The music is original but far from recondite - accessible to a wide range of listeners, with 'tonal and consonant chords as points of support or rest throughout the whole score, which on the one hand represent stability, while on the other hand they are also given a pejorative meaning of overstability through holding on obsessively to that tonality' - - Against this stable tonal anchoring he also wanted to set reassuring rhythms, 'so that the basic pulse through the whole score until the final scene is the rhythm of the human heart-beat'.

Goeyvaerts wrote, in connection with De Heilige Stad that he not only wanted his "Holy City" to be accessible to specialists who have one or other serial keys at their disposal, but that he would like everyone to feel at home there at once. Also on a musical level Aquarius reveals a "nostalgia towards the future" in his new musical language which is highly emotionally charged. Goeyvaerts links up his opera to the original ritual function of ancient theatre: "a purifying, cathartic experience which leads to utopia".

The crowning of the whole Aquarius project came in April 1992 with the completion of Aquarius L'Ere du Verseau Opera for 16 soloists and orchestra.
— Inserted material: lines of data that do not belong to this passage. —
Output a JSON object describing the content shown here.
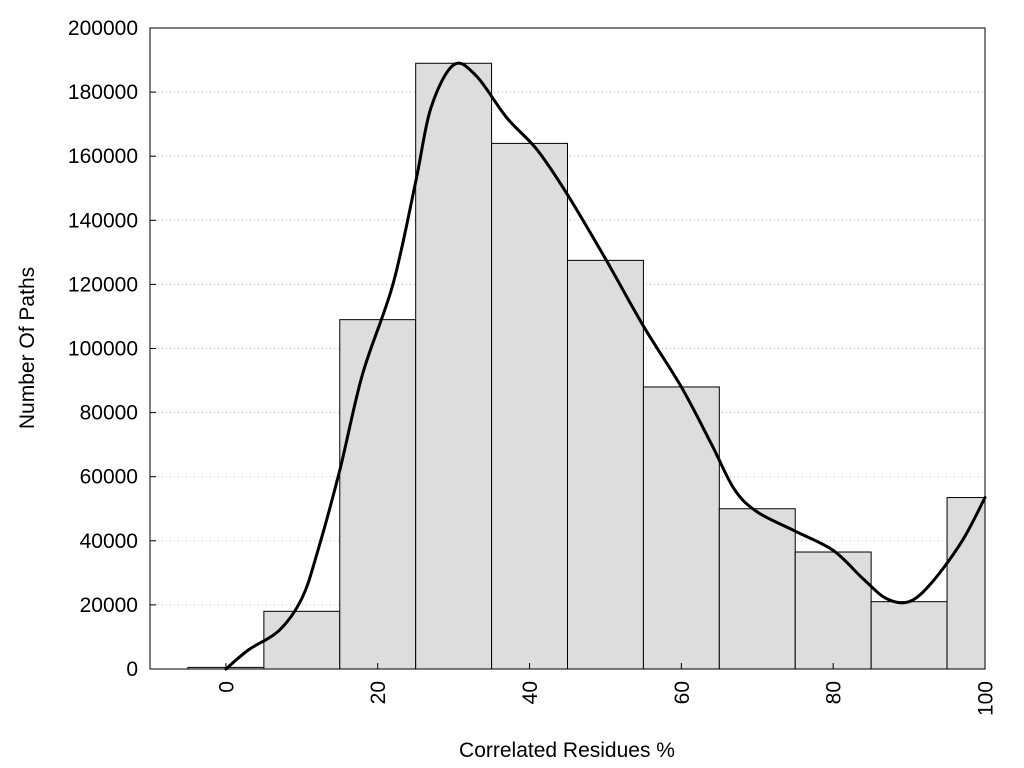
{
  "chart_data": {
    "type": "bar",
    "subtype": "histogram",
    "xlabel": "Correlated Residues %",
    "ylabel": "Number Of Paths",
    "xlim": [
      -10,
      100
    ],
    "ylim": [
      0,
      200000
    ],
    "x_ticks": [
      0,
      20,
      40,
      60,
      80,
      100
    ],
    "y_ticks": [
      0,
      20000,
      40000,
      60000,
      80000,
      100000,
      120000,
      140000,
      160000,
      180000,
      200000
    ],
    "grid": "horizontal-dotted",
    "bin_width": 10,
    "bins": [
      {
        "center": 0,
        "count": 500
      },
      {
        "center": 10,
        "count": 18000
      },
      {
        "center": 20,
        "count": 109000
      },
      {
        "center": 30,
        "count": 189000
      },
      {
        "center": 40,
        "count": 164000
      },
      {
        "center": 50,
        "count": 127500
      },
      {
        "center": 60,
        "count": 88000
      },
      {
        "center": 70,
        "count": 50000
      },
      {
        "center": 80,
        "count": 36500
      },
      {
        "center": 90,
        "count": 21000
      },
      {
        "center": 100,
        "count": 53500
      }
    ],
    "density_curve": [
      {
        "x": 0,
        "y": 0
      },
      {
        "x": 3,
        "y": 6000
      },
      {
        "x": 7,
        "y": 12000
      },
      {
        "x": 10,
        "y": 22000
      },
      {
        "x": 12,
        "y": 36000
      },
      {
        "x": 15,
        "y": 62000
      },
      {
        "x": 18,
        "y": 92000
      },
      {
        "x": 22,
        "y": 120000
      },
      {
        "x": 25,
        "y": 152000
      },
      {
        "x": 27,
        "y": 175000
      },
      {
        "x": 30,
        "y": 188500
      },
      {
        "x": 33,
        "y": 185000
      },
      {
        "x": 37,
        "y": 172000
      },
      {
        "x": 41,
        "y": 162000
      },
      {
        "x": 45,
        "y": 148000
      },
      {
        "x": 50,
        "y": 128000
      },
      {
        "x": 55,
        "y": 107000
      },
      {
        "x": 60,
        "y": 88000
      },
      {
        "x": 64,
        "y": 70000
      },
      {
        "x": 67,
        "y": 56000
      },
      {
        "x": 70,
        "y": 49000
      },
      {
        "x": 75,
        "y": 43000
      },
      {
        "x": 80,
        "y": 37000
      },
      {
        "x": 84,
        "y": 28000
      },
      {
        "x": 87,
        "y": 22000
      },
      {
        "x": 90,
        "y": 21000
      },
      {
        "x": 93,
        "y": 27000
      },
      {
        "x": 97,
        "y": 40000
      },
      {
        "x": 100,
        "y": 53500
      }
    ]
  }
}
Karel Goeyvaerts was himself unable to completely correct the manuscript for the publication of the score, vocal and orchestral material; after his sudden death on 3rd February 1993 this task was successfully completed by Mark De Smet, a great authority on and friend of Goeyvaerts'.

It is interesting that the landmark recording was entrusted to a versatile British conductor from Wales, Grant Llewellyn, who found the collaboration on Aquarius 'a rare treat - - an initiation into the whole world of contemporary Belgian music'. I had a comparable experience by attending the Joint Venture Flanders Festival in Antwerp 2001, at the invitation of composer Boudewijn Buckinckx, from whom Karel Goeyvaerts had received a book The Aquarian Conspiracy (Personal and social transformations in the 1980s) by Marilyn Ferguson,which sparked the composition of this magnum opus.

I found the whole work made for compelling listening in this authoraitative recording and it whetted my appetite to hear far more music by this composer, previously only known to me through his Litanie 1 for piano. I commend a reading in full of the essay by Reinder Pols.